Bei Krebspatienten ist das Immunsystem im Allgemeinen schwächer als bei anderen Menschen. Wenn sie sich mit COVID-19 infizieren, besteht das Risiko, dass die Symptome schwerwiegend werden und der Körper weniger in der Lage ist, gegen das Virus zu kämpfen. Daher ist es sehr wichtig, dass alle Krebspatienten so schnell wie möglich gegen COVID-19 geimpft werden, um das Risiko eines möglichen Todesfalls zu verringern.
Warum Krebspatienten gegen COVID-19 geimpft werden sollten-19
- Niedrigere Immunität als Allgemeinbevölkerung
- Wenn sie sich mit COVID-19 infizieren, wird die Krankheit schwerer als normal verlaufen
- Das COVID-19-Virus könnte länger im Körper bleiben als bei anderen Menschen
Krebspatienten und der Zeitpunkt der COVID-19-Impfung-19
Krebspatienten bilden eine vielfältige Gruppe. Um die Wirksamkeit der COVID-19-Impfung bei Krebspatienten sicherzustellen, sollte die Impfung angemessen durchgeführt werden:
- Krebspatienten, die sofort gegen COVID-19 geimpft werden können:
- Krebspatienten, die diagnostiziert wurden, aber noch nicht behandelt wurden
- Krebspatienten, die sich noch in der Behandlung befinden, z. B. Medikamente einnehmen und monatlich den Arzt aufsuchen
- Krebspatienten, die geheilt sind und keine Impfstoffallergien haben
- Krebspatienten, die gemäß den ärztlich festgelegten Zeitrahmen geimpft werden können:
- Krebspatienten, die Injektionen erhalten, z.
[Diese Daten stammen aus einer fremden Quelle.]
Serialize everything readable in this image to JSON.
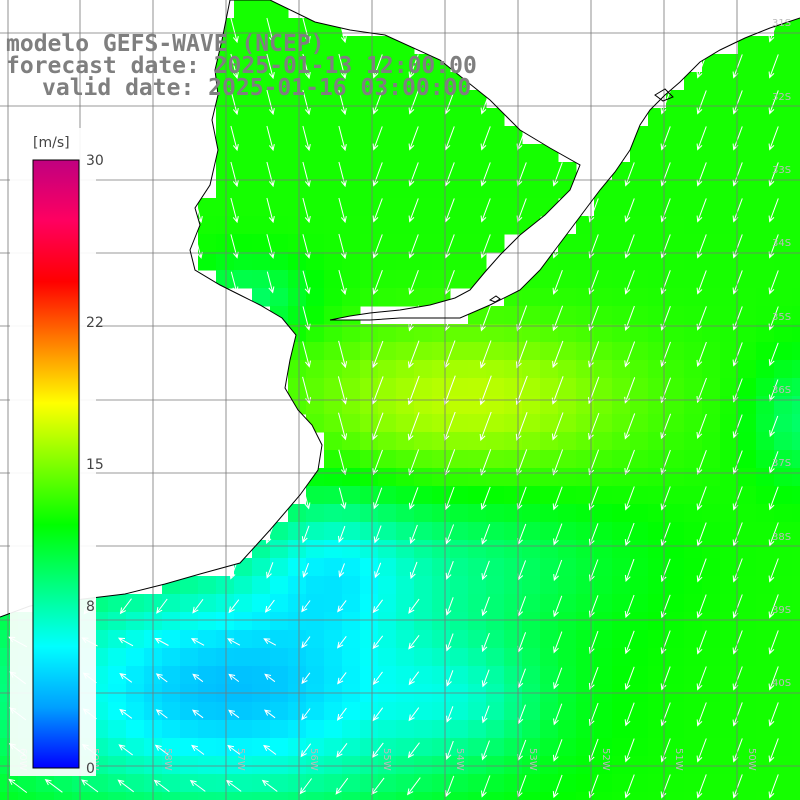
{
  "title": {
    "model": "modelo GEFS-WAVE (NCEP)",
    "forecast": "forecast date: 2025-01-13 12:00:00",
    "valid": "valid date: 2025-01-16 03:00:00"
  },
  "colorbar": {
    "unit": "[m/s]",
    "range": [
      0,
      30
    ],
    "ticks": [
      "30",
      "22",
      "15",
      "8",
      "0"
    ],
    "tick_values": [
      30,
      22,
      15,
      8,
      0
    ],
    "colors": [
      "#0000ff",
      "#00a0ff",
      "#00ffff",
      "#00ff80",
      "#00ff00",
      "#80ff00",
      "#ffff00",
      "#ff8000",
      "#ff0000",
      "#ff0060",
      "#c00080"
    ]
  },
  "map": {
    "field": "wind speed",
    "lat_labels": [
      "31S",
      "32S",
      "33S",
      "34S",
      "35S",
      "36S",
      "37S",
      "38S",
      "39S",
      "40S"
    ],
    "lon_labels": [
      "60W",
      "59W",
      "58W",
      "57W",
      "56W",
      "55W",
      "54W",
      "53W",
      "52W",
      "51W",
      "50W"
    ],
    "colors": {
      "grid": "#777777",
      "coast": "#000000",
      "land": "#ffffff",
      "arrow": "#ffffff",
      "label": "#bbbbbb",
      "title": "#7f7f7f"
    }
  }
}
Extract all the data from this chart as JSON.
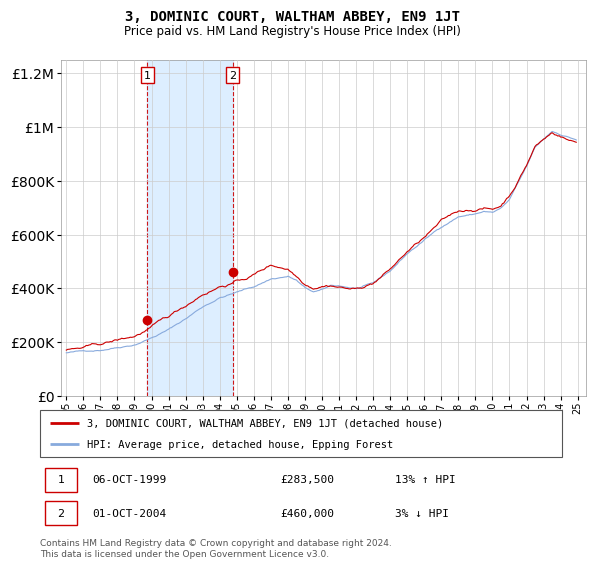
{
  "title": "3, DOMINIC COURT, WALTHAM ABBEY, EN9 1JT",
  "subtitle": "Price paid vs. HM Land Registry's House Price Index (HPI)",
  "legend_line1": "3, DOMINIC COURT, WALTHAM ABBEY, EN9 1JT (detached house)",
  "legend_line2": "HPI: Average price, detached house, Epping Forest",
  "footnote": "Contains HM Land Registry data © Crown copyright and database right 2024.\nThis data is licensed under the Open Government Licence v3.0.",
  "transaction1_date": "06-OCT-1999",
  "transaction1_price": "£283,500",
  "transaction1_hpi": "13% ↑ HPI",
  "transaction2_date": "01-OCT-2004",
  "transaction2_price": "£460,000",
  "transaction2_hpi": "3% ↓ HPI",
  "price_color": "#cc0000",
  "hpi_color": "#88aadd",
  "shading_color": "#ddeeff",
  "ylim": [
    0,
    1250000
  ],
  "yticks": [
    0,
    200000,
    400000,
    600000,
    800000,
    1000000,
    1200000
  ],
  "transaction1_x": 1999.75,
  "transaction1_y": 283500,
  "transaction2_x": 2004.75,
  "transaction2_y": 460000,
  "vline1_x": 1999.75,
  "vline2_x": 2004.75,
  "xmin": 1995.0,
  "xmax": 2025.5
}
B. Chemotherapie, zielgerichtete Medikamente, immunitätssteigernde Injektionen
- Krebspatienten, die Strahlentherapie erhalten
- Krebspatienten, die operiert werden, sollten sich etwa 2 Wochen vor oder nach der Operation impfen lassen, gemäß den Empfehlungen des Arztes
- Krebspatienten, die eine Knochenmarktransplantation erhalten, müssen warten, bis sich der Körper erholt hat und keine Komplikationen nach der Behandlung auftreten, etwa 3 Monate, bevor sie sich gegen COVID-19 impfen lassen
- Krebspatienten mit akuter Leukämie, die eine Chemotherapie zur Zerstörung von Zellen erhalten, sollten sich impfen lassen, wenn die weißen Blutkörperchen einen normalen Stand erreicht haben

Krebspatienten und die Vorbereitung vor der COVID-19-Impfung-19
- Schlafen Sie genug, etwa 6 – 7 Stunden
- Trinken Sie ausreichend Wasser, etwa 500 – 1.000 ml
- Vermeiden Sie den Konsum von Tee und Kaffee
- Versuchen Sie, entspannt und stressfrei zu bleiben
- Wenn Sie Fieber oder Unwohlsein haben, verschieben Sie die Impfung
- Vermeiden Sie vor der Impfung die Einnahme von Medikamenten, die nicht für Ihre chronischen Erkrankungen sind, oder Nahrungsergänzungsmittel
Krebspatienten und die Pflege nach der COVID-19-Impfung-19
- Wenn Fieber oder Kopfschmerzen auftreten, nehmen Sie Schmerzmittel
- Wenn Hautausschläge, hohes Fieber, Schwindel, Ohnmacht, Schwäche in Armen oder Beinen oder Brustschmerzen auftreten, suchen Sie sofort einen Arzt auf
- Tragen Sie eine Maske, waschen Sie oft Ihre Hände und halten Sie soziale Distanz
- Lassen Sie sich beide Impfungen wie geplant geben
- Bei Fragen oder Unklarheiten sollten Sie sich sofort an Ihren Arzt wenden
Angehörige von Krebspatienten und die COVID-19-Impfung-19
Angehörige von Krebspatienten sollten so schnell wie möglich gegen COVID-19 geimpft werden und sich streng um sich selbst kümmern. Sie sollten Masken tragen, Abstände einhalten, ihre Hände oft waschen und überfüllte Orte meiden, um die Übertragung des Virus auf die Krebspatienten zu verhindern, auch wenn sie geimpft sind.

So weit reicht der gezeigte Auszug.